AM : Avant d’arriver à la Ville de Montréal, dans les années ‘70, j’ai été co-fondatrice du Mouvement contre le viol et du Regroupement des Centres d’aide et de lutte contre les agressions à caractère sexuel (CALACS). Toute la question de la violence faite aux femmes a toujours été pour moi extrêmement importante.
Je suis entrée à la Ville de Montréal en 1989 et, en 1992, je suis devenue coordonnatrice du programme « Femmes et ville ». La première coordonnatrice du programme, Madame Marie-Dominique Lahaise, avait déjà commencé à développer des contacts avec des consoeurs d’autres villes canadiennes, parmi lesquelles Madame Caroline Whitesman, de Toronto, qui travaillait sur cette question. Nous avions donc commencé les échanges avec elles et, au début de mon mandat, en 1992, l’une des premières choses que nous avons faites a été d’adapter un outil pour faire les marches exploratoires sur la sécurité des femmes créé par Women Plan Toronto. Ce premier outil francophone a été adapté grâce à la collaboration des centres de femmes de Montréal.
En 1994 a eu lieu le premier évènement international de haut niveau, soit une conférence de l’OCDE sur la thématique « Femmes, logements et services sociaux » à laquelle j’ai assisté avec quelques autres Canadiennes. À cette occasion, nous avons rencontré des femmes d’autres pays et nous avons commencé à développer le réseau, soit avant même l’arrivée d’Internet. Ainsi, le fait de n’appartenir à aucune église ou camp est pour moi une seconde nature. Il s’agit plutôt de faire le pont entre différents réseaux, personnes et organismes.
Par la suite, en 1996, il y a eu à Istanbul la Conférence des Nations Unies sur l’habitat humain (Habitat II) qui fut la dernière grande conférence internationale organisée par les Nations Unies dans les années ‘90. J’y suis allée en obtenant mon propre financement, puisque j’ai été invitée à donner des conférences sur la sécurité des femmes. J’étais donc membre de la délégation canadienne puis représentante de la Ville de Montréal, mais je n’étais pas logée avec les délégations officielles. Je me suis donc retrouvée dans un autre hôtel avec un autre membre de la délégation canadienne, Monsieur Jacques Jobin, à l’époque directeur des affaires internationales de la Fédération canadienne des municipalités (FCM). Il m’a dit à cette occasion qu’il disposait d’un budget de 20 000 $ et qu’il désirait, si la Ville de Montréal acceptait, de produire un document sur les questions « Femmes et ville » et « Femmes et développement local ».
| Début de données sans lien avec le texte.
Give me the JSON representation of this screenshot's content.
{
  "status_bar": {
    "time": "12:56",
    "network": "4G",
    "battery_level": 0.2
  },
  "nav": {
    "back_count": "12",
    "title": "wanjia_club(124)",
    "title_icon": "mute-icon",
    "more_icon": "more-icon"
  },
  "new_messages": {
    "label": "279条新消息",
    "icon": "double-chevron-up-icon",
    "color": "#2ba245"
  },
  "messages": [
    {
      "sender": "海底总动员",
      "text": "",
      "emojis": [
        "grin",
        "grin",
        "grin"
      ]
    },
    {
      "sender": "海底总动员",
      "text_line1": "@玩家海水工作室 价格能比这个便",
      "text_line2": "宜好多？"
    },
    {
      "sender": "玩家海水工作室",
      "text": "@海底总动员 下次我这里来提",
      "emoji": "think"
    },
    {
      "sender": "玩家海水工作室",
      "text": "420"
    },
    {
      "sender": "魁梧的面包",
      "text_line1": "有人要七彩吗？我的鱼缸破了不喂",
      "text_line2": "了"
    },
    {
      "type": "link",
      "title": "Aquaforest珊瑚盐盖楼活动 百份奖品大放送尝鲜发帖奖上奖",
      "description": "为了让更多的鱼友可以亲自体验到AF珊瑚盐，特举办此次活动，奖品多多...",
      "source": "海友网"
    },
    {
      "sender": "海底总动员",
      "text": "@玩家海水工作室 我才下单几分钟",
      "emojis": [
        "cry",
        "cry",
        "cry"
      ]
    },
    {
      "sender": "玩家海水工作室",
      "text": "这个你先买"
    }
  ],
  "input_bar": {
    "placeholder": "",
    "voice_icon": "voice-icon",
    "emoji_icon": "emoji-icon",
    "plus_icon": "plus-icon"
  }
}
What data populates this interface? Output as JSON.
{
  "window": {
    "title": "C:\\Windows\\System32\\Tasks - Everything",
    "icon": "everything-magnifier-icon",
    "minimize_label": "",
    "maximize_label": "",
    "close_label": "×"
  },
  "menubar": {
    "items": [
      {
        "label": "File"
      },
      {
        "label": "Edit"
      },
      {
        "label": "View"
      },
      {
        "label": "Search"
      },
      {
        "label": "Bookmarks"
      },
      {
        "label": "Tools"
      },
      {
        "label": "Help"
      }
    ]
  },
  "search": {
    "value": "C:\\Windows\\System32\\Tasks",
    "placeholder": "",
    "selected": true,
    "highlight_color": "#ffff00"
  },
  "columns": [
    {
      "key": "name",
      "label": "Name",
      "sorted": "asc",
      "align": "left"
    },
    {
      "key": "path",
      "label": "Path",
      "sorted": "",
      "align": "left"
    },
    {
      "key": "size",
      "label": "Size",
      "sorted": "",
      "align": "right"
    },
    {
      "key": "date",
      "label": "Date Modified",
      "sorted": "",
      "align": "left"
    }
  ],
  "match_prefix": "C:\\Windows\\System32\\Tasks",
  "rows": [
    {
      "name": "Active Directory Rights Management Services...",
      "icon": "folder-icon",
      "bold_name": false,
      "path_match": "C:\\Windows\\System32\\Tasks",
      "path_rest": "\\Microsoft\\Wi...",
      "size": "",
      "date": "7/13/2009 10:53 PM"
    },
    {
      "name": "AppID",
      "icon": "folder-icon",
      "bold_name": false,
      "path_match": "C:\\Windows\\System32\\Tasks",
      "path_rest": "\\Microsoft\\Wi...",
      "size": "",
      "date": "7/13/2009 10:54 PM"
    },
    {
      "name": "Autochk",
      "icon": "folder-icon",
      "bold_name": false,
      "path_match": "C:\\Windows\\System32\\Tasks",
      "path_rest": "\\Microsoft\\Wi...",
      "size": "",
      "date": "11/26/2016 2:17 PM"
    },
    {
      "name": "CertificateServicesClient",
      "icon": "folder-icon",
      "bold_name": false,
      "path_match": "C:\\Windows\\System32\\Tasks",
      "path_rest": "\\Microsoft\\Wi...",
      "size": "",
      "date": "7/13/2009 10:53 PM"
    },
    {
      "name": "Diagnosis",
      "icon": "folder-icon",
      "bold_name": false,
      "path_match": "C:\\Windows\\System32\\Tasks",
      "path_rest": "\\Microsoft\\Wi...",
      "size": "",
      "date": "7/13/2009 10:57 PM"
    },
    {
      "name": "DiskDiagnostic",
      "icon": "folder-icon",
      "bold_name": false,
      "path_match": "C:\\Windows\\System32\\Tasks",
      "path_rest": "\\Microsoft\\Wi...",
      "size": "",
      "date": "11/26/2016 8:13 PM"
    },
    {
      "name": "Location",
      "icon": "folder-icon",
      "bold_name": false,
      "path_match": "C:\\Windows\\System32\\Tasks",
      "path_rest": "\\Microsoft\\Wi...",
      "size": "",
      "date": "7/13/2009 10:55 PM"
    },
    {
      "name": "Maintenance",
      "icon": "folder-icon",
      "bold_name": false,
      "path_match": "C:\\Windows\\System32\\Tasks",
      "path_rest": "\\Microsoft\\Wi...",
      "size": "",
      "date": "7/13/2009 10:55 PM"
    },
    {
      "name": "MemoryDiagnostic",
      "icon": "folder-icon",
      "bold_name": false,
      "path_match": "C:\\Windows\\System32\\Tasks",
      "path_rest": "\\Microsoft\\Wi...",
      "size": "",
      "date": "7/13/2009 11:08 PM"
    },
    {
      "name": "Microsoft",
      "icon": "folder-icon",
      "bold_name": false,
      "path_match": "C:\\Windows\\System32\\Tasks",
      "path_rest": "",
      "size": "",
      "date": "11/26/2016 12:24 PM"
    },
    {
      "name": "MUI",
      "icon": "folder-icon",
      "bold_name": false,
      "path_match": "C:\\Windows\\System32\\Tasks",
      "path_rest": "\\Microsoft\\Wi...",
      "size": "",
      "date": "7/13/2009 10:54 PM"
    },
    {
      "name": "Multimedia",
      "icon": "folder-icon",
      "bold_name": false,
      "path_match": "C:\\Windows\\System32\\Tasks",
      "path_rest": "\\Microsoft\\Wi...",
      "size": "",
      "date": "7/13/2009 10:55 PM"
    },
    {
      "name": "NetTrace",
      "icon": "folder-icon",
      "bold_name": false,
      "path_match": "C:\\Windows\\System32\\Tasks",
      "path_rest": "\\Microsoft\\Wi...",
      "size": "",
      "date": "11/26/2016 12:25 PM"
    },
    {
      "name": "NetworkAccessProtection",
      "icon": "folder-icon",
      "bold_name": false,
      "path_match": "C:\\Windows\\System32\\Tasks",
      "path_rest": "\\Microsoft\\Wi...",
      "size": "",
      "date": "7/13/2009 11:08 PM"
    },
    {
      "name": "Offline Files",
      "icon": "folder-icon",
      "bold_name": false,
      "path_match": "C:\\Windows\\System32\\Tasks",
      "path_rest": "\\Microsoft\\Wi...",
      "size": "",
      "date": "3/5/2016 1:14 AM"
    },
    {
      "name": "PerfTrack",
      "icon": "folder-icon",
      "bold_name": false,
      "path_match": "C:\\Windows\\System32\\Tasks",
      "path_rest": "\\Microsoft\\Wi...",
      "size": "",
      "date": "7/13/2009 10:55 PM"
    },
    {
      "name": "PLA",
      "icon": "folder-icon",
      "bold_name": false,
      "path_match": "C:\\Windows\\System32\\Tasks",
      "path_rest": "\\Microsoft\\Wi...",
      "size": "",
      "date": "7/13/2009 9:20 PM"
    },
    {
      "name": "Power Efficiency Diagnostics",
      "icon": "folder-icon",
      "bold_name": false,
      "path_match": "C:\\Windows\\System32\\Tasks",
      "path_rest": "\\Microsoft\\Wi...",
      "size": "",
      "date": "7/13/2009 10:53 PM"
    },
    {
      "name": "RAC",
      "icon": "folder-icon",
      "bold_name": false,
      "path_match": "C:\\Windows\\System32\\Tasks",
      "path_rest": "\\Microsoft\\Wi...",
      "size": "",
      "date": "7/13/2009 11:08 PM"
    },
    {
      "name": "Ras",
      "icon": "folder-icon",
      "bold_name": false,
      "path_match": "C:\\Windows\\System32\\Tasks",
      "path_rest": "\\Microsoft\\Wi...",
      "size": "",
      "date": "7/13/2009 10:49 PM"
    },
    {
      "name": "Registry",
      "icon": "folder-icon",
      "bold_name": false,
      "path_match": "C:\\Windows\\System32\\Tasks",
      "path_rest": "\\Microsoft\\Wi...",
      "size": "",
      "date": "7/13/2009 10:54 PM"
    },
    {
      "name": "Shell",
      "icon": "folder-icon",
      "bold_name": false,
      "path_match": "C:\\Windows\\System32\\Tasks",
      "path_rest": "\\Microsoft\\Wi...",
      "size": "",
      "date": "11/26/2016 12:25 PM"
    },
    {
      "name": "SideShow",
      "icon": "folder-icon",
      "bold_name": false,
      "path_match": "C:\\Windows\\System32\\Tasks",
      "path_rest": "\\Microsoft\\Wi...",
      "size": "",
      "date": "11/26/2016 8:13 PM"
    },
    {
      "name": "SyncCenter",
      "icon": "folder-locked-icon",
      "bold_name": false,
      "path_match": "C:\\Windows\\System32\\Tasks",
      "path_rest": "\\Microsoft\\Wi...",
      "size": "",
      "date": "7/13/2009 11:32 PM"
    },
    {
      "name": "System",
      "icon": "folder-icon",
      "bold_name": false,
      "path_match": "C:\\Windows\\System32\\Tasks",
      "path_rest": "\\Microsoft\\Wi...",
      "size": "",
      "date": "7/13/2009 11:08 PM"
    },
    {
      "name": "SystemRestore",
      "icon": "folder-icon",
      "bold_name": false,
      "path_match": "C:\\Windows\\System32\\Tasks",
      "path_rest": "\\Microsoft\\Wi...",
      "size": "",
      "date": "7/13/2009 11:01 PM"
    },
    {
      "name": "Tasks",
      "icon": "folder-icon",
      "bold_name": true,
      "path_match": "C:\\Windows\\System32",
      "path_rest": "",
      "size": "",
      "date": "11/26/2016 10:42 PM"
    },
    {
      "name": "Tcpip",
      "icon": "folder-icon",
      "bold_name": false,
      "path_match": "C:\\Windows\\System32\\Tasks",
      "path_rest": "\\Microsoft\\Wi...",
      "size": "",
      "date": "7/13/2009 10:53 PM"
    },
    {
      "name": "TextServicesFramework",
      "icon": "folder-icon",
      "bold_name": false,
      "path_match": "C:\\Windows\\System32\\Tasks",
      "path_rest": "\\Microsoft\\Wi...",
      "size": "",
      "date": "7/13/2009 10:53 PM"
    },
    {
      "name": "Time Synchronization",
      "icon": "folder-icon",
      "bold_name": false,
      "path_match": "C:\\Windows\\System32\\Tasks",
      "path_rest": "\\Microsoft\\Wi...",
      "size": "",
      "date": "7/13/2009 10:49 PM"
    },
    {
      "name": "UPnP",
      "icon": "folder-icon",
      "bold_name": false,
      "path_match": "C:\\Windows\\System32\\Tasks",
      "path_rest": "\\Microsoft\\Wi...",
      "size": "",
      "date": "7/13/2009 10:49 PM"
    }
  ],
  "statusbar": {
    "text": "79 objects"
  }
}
En arrivant à Istanbul, comme je représentais un pouvoir local, j’ai aussi été mise en lien avec l’une des grandes associations internationales des pouvoir locaux, International Union of Local Authorities (IULA), qui était en train de développer une déclaration mondiale. C’est ainsi que j’ai collaboré à la rédaction de cette déclaration qui ne portait au départ que sur l’augmentation du nombre de femmes en politique municipale. En tant que praticienne dans la dimension administrative des politiques, j’ai mis de l’avant la question de comment passer de la politique et de l’intention à la pratique réelle pour qu’il puisse y avoir des impacts réels. En collaboration avec IULA j’ai développé la partie plus opérationnelle de la déclaration sur l’importance d’intégrer l’analyse différenciée selon les sexes (ADS) à la pratique de gestion des autorités locales. La déclaration finale avait donc plusieurs volets, soit un volet politique, un volet international et un volet très local.
Par la suite, nous avons utilisé cette déclaration dans les villes, parce qu’il existait un problème fondamental au niveau des stratégies : dans les cinq autres conférences mondiales, tous les groupes de femmes faisaient des demandes liées aux négociations en cours qui touchaient essentiellement les responsabilités des gouvernements nationaux. Or, à Istanbul, on traitait de problématiques faisant l’objet de décentralisation et de déconcentration et qui relevaient de plus en plus des pouvoirs municipaux. Monsieur le maire Pierre Bourque était présent, il participait à cette première assemblée mondiale des villes et des pouvoirs locaux où un grand nombre de villes ont ratifié les engagements de cette conférence (Habitat II).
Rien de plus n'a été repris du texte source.